Forests / Mountains / Wetlands / Rivers / Grasslands / Drylands / Wildlife

Type of Action

Protection / Restoration / Sustainable use / Access and benefit sharing / Invasive species / Awareness and education / Advocacy for land & water rights

Sustainable Development Element

Jobs and livelihoods / Food security / Water security / Disaster risk reduction / Peace and security / Health / Climate action

Related Sustainable Development Goal(s)


Environmental Impacts

Above sections highlight the immense positive environmental impacts. This said, the initiative has taught farmers how to stop and reverse the devastating effects of overgrazing on the natural environment. Our studies and visits to areas within this jurisdiction and to other communal farming jurisdictions have highlighted massive invasion by woody, unpalatable, and highly invasive plant species which are leading to the destruction of sensitive and important grassland biomes. Soil erosion and consequential pollution of river systems continue unabated also and we are proud to say that the HLLM initiative is stopping and reversing this damage in targeted areas. We also believe that the initiative will start having beneficial impacts on more macro detrimental climate change caused by the reduction of soil cover. Wildlife will also be encouraged to return to areas where their natural food sources have been greatly reduced or totally obliterated. Water conservation is now prioritized.

Sustainable Development Impacts

The entire HLLM initiative has had vast impacts in both environmental and societal spheres. In terms of the environmental sphere the following are impacts: The return and conservation of valuable vegetation types (and the reduction of invasive species), better retention of water in these water-scarce target areas, healthier and more "diverse" soil types, healthier river systems, and the proliferation of wildlife which was forced to leave the region. In the societal/human sphere, the following are positive impacts: better knowledge and education levels leading to sustainability and poverty reduction, a retardation in the urbanization rate within the area which will later favorably impact on urban congestion and governance pressure if up-scaled/replicated, retention of the youth in the important agricultural sector going forward. And, generally, a symbiotic relationship has been created between man and environment. A "commercial mindset" is also being created here.


It is vitally important that this initiative is scaled-up nationally, throughout communal farming areas which we reiterate cover a sizable portion of agricultural land in South Africa— communal farmers will not only be increasingly expected to contribute to national food security but will also need to be effectively equipped with knowledge if expected to play a role in a future commercial farming sector. Without this, the commercial food-producing agricultural sector could be greatly harmed, therefore affecting the citizenry at large. Our initiative works via highly defined introductory and implementation steps (pre-project plans, project implementation plans, etc) and therefore can be relatively easily scaled-up in new areas - we are in fact busy with the introductory phase of this type of initiative in the former Bantustan region of the Transkei. The initiative also enjoys wide stakeholder support and the training is easily understood by beneficiaries.

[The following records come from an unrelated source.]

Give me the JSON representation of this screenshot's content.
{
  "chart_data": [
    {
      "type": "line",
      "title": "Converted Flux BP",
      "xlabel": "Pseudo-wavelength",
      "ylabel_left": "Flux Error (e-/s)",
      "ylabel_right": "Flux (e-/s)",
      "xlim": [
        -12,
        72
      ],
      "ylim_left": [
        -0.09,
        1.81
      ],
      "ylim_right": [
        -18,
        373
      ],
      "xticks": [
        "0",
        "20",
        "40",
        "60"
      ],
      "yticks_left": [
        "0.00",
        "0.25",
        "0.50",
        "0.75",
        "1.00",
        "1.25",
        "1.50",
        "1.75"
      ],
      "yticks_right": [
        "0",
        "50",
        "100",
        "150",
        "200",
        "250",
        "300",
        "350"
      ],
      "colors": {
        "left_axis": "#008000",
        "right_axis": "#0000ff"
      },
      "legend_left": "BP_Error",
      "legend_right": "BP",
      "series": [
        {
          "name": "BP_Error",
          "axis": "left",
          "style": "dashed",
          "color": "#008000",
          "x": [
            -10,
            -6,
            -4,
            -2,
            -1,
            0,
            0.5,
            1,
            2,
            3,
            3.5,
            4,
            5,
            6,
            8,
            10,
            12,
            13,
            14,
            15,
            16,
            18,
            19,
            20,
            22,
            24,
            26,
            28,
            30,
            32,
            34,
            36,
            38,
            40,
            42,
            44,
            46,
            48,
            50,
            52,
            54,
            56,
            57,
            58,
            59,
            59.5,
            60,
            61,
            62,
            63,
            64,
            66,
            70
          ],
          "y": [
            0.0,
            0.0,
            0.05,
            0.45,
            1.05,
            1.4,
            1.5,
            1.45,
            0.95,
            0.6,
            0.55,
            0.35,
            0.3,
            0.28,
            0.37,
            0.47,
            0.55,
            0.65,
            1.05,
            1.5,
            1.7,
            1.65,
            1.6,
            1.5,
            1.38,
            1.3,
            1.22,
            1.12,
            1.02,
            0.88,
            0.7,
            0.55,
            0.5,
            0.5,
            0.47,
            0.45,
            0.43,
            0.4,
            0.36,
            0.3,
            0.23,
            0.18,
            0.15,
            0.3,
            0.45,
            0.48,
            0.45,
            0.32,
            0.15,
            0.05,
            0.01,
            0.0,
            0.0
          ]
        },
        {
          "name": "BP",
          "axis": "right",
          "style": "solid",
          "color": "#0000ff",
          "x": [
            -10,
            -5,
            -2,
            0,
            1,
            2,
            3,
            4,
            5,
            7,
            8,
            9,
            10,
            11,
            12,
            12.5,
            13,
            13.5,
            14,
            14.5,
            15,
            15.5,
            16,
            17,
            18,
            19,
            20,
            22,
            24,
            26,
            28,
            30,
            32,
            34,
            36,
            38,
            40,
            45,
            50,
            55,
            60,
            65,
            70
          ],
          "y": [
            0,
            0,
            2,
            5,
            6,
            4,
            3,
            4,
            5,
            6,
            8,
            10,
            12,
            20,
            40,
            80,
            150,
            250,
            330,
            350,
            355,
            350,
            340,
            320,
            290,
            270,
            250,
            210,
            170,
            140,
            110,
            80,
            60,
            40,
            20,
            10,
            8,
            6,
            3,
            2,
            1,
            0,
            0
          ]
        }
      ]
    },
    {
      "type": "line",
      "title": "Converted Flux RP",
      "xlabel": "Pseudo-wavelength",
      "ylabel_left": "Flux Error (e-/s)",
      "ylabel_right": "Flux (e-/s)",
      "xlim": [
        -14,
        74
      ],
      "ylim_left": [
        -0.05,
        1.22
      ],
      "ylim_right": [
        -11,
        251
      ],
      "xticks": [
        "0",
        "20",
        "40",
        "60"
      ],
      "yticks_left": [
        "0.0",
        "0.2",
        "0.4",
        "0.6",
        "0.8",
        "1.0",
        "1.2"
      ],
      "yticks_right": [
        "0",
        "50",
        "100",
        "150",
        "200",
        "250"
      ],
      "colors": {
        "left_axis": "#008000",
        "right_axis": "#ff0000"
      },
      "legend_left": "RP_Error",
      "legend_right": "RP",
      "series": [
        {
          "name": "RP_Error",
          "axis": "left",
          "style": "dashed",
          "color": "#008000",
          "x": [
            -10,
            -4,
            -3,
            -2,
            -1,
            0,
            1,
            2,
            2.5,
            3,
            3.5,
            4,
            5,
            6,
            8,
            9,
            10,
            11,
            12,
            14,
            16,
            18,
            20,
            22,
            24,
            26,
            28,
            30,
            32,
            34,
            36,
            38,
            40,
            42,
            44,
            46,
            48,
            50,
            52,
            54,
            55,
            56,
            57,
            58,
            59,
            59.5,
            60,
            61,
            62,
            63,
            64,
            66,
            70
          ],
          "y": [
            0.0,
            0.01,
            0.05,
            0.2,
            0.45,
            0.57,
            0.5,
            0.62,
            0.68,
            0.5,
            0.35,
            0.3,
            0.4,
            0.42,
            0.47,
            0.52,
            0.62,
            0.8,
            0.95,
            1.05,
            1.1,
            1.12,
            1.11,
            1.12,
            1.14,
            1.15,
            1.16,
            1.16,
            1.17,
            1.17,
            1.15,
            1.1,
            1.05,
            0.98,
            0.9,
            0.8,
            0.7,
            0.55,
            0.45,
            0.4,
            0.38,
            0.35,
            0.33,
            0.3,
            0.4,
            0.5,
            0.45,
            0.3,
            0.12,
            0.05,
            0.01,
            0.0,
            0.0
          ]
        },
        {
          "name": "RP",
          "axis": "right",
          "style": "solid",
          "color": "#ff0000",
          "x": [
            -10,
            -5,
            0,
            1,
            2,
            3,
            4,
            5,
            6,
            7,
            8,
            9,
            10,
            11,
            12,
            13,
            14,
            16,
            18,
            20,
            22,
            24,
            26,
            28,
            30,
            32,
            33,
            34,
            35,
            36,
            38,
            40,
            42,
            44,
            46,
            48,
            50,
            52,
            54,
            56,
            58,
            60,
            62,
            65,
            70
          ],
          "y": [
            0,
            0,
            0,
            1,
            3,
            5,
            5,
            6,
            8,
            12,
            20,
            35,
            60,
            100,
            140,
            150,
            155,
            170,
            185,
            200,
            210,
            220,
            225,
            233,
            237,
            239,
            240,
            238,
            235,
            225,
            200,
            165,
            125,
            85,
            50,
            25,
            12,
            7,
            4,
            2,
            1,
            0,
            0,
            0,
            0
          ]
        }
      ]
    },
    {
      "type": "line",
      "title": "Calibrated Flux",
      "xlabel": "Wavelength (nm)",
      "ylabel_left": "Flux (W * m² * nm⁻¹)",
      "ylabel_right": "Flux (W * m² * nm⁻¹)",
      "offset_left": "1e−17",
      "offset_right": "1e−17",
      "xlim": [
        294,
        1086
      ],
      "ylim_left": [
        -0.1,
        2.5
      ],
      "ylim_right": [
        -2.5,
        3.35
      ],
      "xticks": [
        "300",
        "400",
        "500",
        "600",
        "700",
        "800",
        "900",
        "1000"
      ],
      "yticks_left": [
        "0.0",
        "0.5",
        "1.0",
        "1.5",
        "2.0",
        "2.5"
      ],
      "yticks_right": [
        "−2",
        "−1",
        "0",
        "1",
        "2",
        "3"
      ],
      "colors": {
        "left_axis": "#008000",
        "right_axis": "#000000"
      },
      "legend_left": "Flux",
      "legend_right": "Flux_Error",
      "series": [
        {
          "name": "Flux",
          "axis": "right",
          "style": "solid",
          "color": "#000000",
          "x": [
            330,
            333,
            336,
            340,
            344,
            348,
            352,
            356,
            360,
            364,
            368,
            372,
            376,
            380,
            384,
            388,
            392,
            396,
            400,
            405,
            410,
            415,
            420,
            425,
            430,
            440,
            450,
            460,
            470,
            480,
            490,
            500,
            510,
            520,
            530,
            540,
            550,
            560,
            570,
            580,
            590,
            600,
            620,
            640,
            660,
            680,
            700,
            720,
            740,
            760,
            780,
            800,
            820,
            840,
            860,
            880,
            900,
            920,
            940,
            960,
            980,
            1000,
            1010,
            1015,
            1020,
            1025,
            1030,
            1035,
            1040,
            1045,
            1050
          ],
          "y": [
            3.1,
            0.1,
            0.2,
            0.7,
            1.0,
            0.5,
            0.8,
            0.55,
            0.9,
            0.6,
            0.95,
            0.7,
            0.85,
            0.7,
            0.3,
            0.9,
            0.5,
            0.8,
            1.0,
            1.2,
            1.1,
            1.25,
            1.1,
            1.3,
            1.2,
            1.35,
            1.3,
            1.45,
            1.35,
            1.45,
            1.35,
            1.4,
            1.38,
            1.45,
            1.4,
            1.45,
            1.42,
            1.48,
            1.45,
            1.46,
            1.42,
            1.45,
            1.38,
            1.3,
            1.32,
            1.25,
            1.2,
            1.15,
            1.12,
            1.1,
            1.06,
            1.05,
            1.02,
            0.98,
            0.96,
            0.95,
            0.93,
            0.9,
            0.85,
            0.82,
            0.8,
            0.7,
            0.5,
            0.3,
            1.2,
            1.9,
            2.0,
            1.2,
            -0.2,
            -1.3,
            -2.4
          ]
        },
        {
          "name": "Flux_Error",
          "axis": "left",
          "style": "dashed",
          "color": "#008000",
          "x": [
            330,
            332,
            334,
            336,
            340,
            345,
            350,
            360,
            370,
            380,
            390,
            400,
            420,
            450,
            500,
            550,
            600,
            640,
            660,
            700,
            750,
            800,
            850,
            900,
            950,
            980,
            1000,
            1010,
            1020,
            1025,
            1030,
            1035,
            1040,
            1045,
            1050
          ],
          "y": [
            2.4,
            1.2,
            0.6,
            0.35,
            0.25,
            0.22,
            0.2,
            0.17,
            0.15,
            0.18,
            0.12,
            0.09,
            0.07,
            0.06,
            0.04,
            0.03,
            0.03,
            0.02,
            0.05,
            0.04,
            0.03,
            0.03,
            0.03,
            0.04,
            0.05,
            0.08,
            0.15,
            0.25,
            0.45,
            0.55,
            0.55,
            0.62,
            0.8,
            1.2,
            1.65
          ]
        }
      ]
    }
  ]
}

The former section explains much of this but it suffices to say that the initiative is easily replicated and we have proved this via replication exercises we are presently undertaken within the greater target community (Zulukama) and in a totally new area (St Marks region of the former Transkei Bantustan). As a more macro issue of concern, food security is not only a growing challenge in South Africa but may even be a more pressing issue in other developing scenarios. We, therefore, believe that it is crucial for initiatives like this to be supported by higher governance and institutional levels of society. We can not rely on a future where food handouts replace sustainability and self-support.